After a series of terror threats and acts of vandalism, Rome authorities are considering proposals to create a video-monitored buffer zone around its most iconic monument: the Colosseum.
The Colosseum, or Flavian Amphitheater, was completed in the year 80 AD and in its nearly 2,000-year history has survived barbarian invasions, onslaughts and earthquakes. A series of recent events, however, have led authorities to consider stepping up its security.
Last August, police set up a high-security zone around the Colosseum, after the Islamic State issued a new threat to “conquer” Rome in a propaganda video.
New entrance gates were installed around the Colosseum to enable better surveillance and control by law enforcement, a move that was repeated around Saint Peter’s Basilica and the Vatican Museums, two other likely terrorist targets.
In October, thousands of Muslims gathered outside the Colosseum to protest the closures of a number of “garage mosques,” a measure aimed at keeping young people becoming radicalized, authorities said.
During the demonstration, an imam led the group in chanting “Allahu Akbar,” as they prostrated themselves on the ground.
The next security measure would involve creating a no-go zone monitored by surveillance cameras, which would be active day and night, officials said.
“We are considering the idea of creating a no-access zone, a red zone,” said Francesco Prosperetti, the special superintendent for the Colosseum and the Roman Forum.

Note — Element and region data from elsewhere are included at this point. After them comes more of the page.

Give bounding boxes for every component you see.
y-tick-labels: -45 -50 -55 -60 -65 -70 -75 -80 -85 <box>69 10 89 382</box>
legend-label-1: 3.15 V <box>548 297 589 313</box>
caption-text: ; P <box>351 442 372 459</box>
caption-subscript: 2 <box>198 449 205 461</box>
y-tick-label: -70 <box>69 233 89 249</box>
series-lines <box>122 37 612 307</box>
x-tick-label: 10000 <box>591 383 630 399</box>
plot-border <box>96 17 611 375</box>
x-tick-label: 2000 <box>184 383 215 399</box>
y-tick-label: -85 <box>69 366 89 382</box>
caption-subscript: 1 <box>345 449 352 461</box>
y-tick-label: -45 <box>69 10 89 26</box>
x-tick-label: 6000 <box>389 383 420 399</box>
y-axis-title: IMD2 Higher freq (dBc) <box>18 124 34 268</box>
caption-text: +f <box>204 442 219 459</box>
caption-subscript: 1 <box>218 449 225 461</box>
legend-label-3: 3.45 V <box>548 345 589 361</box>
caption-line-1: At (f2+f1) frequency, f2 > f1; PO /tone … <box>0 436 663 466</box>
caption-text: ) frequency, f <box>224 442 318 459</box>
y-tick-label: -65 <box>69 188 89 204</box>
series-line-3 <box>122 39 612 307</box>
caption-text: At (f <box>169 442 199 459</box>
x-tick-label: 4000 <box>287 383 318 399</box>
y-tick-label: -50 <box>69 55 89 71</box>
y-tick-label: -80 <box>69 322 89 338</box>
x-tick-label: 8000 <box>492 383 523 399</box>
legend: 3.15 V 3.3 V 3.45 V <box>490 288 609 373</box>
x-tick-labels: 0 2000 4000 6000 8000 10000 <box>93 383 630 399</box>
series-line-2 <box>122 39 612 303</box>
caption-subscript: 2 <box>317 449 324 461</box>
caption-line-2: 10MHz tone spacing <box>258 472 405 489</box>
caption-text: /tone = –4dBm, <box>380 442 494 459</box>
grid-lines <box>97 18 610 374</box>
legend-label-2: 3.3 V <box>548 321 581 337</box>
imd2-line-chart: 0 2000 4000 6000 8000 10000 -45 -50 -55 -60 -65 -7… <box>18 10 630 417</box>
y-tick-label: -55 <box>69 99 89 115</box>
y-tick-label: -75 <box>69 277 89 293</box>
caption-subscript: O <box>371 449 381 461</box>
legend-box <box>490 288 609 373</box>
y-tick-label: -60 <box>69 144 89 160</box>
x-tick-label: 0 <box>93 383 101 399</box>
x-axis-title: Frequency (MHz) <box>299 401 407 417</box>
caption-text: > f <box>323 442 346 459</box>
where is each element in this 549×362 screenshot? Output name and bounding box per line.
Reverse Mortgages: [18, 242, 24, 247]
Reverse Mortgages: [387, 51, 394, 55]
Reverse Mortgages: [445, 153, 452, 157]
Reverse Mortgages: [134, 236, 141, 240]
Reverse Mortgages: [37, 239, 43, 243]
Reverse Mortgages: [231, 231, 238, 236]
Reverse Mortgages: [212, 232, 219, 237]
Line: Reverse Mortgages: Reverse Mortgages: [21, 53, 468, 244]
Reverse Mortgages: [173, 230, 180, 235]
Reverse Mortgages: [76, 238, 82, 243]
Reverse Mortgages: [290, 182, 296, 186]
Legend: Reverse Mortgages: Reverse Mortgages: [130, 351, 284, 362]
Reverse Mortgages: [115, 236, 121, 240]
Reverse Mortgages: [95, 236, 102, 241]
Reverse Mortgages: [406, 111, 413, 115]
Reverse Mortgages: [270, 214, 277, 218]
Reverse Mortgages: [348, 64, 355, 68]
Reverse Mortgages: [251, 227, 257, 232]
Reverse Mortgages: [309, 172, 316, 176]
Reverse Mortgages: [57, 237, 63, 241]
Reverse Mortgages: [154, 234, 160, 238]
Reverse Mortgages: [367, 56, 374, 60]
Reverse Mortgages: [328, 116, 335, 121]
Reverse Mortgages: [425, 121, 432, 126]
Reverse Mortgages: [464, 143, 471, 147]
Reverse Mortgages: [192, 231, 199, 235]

The chained-off area would have a radius of 50 feet under permanent surveillance of CCTV cameras.
“Our idea is to create a ring-shaped area during closure time safeguarded by an anti-intrusion system,” Prosperetti said. “The trouble is finding a way to distinguish between animal and human intrusion, otherwise you’ll have a cat triggering the alarm.”
The new discussion follows on an incident Monday when two Brazilian men attempted to climb over a gate to access the Colosseum. The men, who apparently were inebriated, lost their balance and fell some 13 feet down. One of the men escaped without injuries, but the other fractured his hipbone.
In a possibly unrelated event, on Monday afternoon two words—“Balto” and “Morte”—were found spray-painted on a Colosseum pillar.
The Colosseum recently underwent a massive, $7.2 million restoration, leaving the structure gleaming white and more imposing than ever under the Italian sun.
This first stage in the restoration process involved extensive cleaning to remove decades of grimy buildup that had left the ancient arena looking tired and neglected.
“It’s a beautiful day for Rome, the Colosseum and Italy,” said Italian Minister of Culture Dario Franceschini last July, at the conclusion of the three-year project.